Еще раз спасибо от сердца.
А. А. целует.
Ваша А. Э.
39
4 сентября 1961 г. [247]
Милая Анечка, пользуюсь случаем сэкономить 4 копейки деньгами и двое суток времени — пошлю эту записочку с Юлей, которая уже уезжает, по-моему, и не отоспавшись, и не нагулявшись, и не отдохнув. Сижу на крылечке, ловлю солнечные просветы между облаками. На меня глядят во все лепестки последние цветы — огромные, до предела распустившиеся розы, дымчато-красные гладиолусы, лохматые георгины. Сегодня ночью должны быть заморозки, и завтра утром все это великолепие превратится в обвисшие бесцветные лоскутки. Жаль, и не верится. А Шушка сидит у моих ног и приводит в порядок шубейку. Шкурка такая чистенькая, что на солнце отливает радугой.
Скаррона перевела 1-е действие той пьесы, что вы переписывали; два дня как взялась за редактирование Лопы, и у меня сейчас ум за разум зашел. Как бы жаль ни было, а торопиться надо куда активнее, а главное — продуктивнее, чем это у меня получается. Беру, в основном, усидчивостью, но «оно» не берется. Поэтому сегодня на рассвете тайком на цыпочках удрала в лес, якобы по грибы, а на самом деле, по солнечное утро, по природу, по одиночество, по разговоры с самой собой, которые только и получаются вне четырех стен, как бы милы эти стены ни были. Разговоры, собственно, не с самим собой, а с другими — с мамой, и с Вами, и с Борисом Леонидовичем, и с еще немногими, независимо от того, можно ли с ними говорить в живой жизни, или уже, или еще нельзя. Когда говорю с живыми — мне это до такой степени заменяет все реальные виды общения, что, выговорившись лесу, месяцами могу помалкивать, и писем не писать, и слыть хамкой — мне всё равно. Вот и сегодня уже рассказала Вам всё на свете в шестом часу утра, когда Вы спали, впрочем, это не помешало Вам отвечать мне, самой того не зная; ибо мои разговоры никогда не моно, всегда диалоги.

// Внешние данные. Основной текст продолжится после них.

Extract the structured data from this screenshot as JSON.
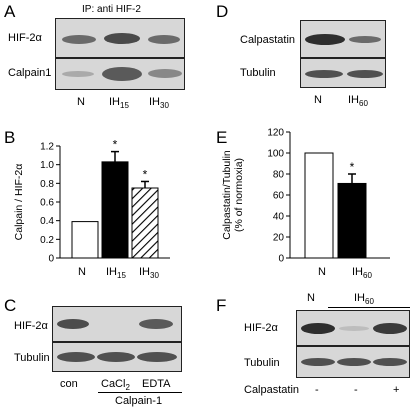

Посмотрела верстку книги Бориса Леонидовича [248]— столько пейзажа, что почти Левитан [249]. Как ни хорошо, а сильно не достает других стихов. Тем не менее и на том спасибо. Сегодня во сне видела брата [250], мальчиком лет девяти, шли с ним за руку, говорили глупости, проснулась с ощущением его горячей лапки в своей ладони и полоснуло по сердцу. Это ведь забывается. Зрительная память — и память сердца — сопутствуют тебе всю жизнь, а память ладони проходит. И только сон — морока из морок — иногда вдруг воскрешает осязание. Странно ведь… Тут же ночью стала думать про Ольгу Всеволодовну [251]— что надо бы ей написать, нехорошо ведь, и т. д. и внезапно ясно почувствовала, что она, индусская вдова [252], умерла вместе с Борисом Леонидовичем, он ту ее увел с собой, и, собственно, писать некому.